Le grand débat qui, souvent, provoque colères, insultes, séparations et accusations se base plus sur ce qui est acceptable ou non devant le Seigneur. Quel est l’art qui pousse à l’adoration et qui monte, tel un encens, au trône de Dieu ?

Opinions et goûts personnels voulant se justifier avec des passages de l’Esprit de Prophétie parfois utilisés en dehors de leur contexte, n’aident pas à clarifier les choses. Pour dissiper les doutes, la servante du Seigneur déclare :

« La musique n’est agréée de Dieu que lorsque le cœur est sanctifié, attendri et saint par ses bonnes dispositions.

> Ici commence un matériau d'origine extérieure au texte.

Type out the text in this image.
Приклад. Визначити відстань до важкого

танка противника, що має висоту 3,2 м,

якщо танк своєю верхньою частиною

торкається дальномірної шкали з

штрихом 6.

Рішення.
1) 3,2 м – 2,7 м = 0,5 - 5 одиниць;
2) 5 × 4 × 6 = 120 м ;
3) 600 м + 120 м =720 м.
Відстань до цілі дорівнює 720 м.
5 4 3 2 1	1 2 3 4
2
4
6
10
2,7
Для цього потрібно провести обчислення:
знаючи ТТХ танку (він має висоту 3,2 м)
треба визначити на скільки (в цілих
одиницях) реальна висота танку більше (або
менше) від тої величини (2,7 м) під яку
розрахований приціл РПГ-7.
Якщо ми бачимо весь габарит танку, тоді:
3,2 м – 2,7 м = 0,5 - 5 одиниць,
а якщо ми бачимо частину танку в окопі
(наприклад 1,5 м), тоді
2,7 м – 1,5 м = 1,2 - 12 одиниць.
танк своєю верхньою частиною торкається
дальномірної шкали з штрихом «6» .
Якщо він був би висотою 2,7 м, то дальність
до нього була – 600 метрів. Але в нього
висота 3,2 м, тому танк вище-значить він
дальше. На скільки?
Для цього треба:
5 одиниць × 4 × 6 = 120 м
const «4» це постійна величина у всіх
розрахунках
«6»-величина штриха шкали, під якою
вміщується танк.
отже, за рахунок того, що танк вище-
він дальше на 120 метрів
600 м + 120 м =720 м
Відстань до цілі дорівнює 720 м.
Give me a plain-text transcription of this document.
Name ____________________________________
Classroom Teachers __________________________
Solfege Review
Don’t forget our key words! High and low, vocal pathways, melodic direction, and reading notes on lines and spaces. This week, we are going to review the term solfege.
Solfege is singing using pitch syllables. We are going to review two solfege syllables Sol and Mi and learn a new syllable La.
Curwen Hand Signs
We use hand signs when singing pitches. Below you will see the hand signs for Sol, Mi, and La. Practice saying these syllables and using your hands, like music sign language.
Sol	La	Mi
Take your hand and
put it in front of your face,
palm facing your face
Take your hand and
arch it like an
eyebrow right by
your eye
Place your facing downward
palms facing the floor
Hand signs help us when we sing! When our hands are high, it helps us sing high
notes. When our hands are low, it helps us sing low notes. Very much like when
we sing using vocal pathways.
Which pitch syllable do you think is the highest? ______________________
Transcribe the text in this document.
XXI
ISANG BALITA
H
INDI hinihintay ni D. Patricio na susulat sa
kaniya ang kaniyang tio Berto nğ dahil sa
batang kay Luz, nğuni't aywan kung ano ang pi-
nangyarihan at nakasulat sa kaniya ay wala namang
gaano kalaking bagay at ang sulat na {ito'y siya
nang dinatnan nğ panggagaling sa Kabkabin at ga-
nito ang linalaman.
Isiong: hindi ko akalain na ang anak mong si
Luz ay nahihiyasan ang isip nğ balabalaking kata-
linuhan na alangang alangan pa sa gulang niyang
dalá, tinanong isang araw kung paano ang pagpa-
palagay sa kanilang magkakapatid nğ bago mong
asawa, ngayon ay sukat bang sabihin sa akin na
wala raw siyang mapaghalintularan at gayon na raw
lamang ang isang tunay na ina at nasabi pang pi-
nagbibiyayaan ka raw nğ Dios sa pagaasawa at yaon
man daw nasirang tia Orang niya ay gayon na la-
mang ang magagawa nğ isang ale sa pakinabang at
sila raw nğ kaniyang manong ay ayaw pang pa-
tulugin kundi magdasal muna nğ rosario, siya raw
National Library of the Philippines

Nombreux sont ceux qui sont passionnés de musique, mais qui sont incapables de chanter à Dieu dans leurs cœurs. Ils “portent leurs idoles dans leurs cœurs” (Ézéchiel 14.3). » — Ibid., p. 460.

Ellen White ne définit pas la classe de musique, ni sa qualité. Elle ne soumet pas non plus la question de la musique à la culture, ni aux goûts, mais elle affirme la vérité selon laquelle la solution se trouve dans la sanctification du cœur. Et, dans les histoires de cœur entre l’homme et Dieu, qui sommes-nous pour en juger ?


Par Israel Leito, ancien président de la Division Interamericaine.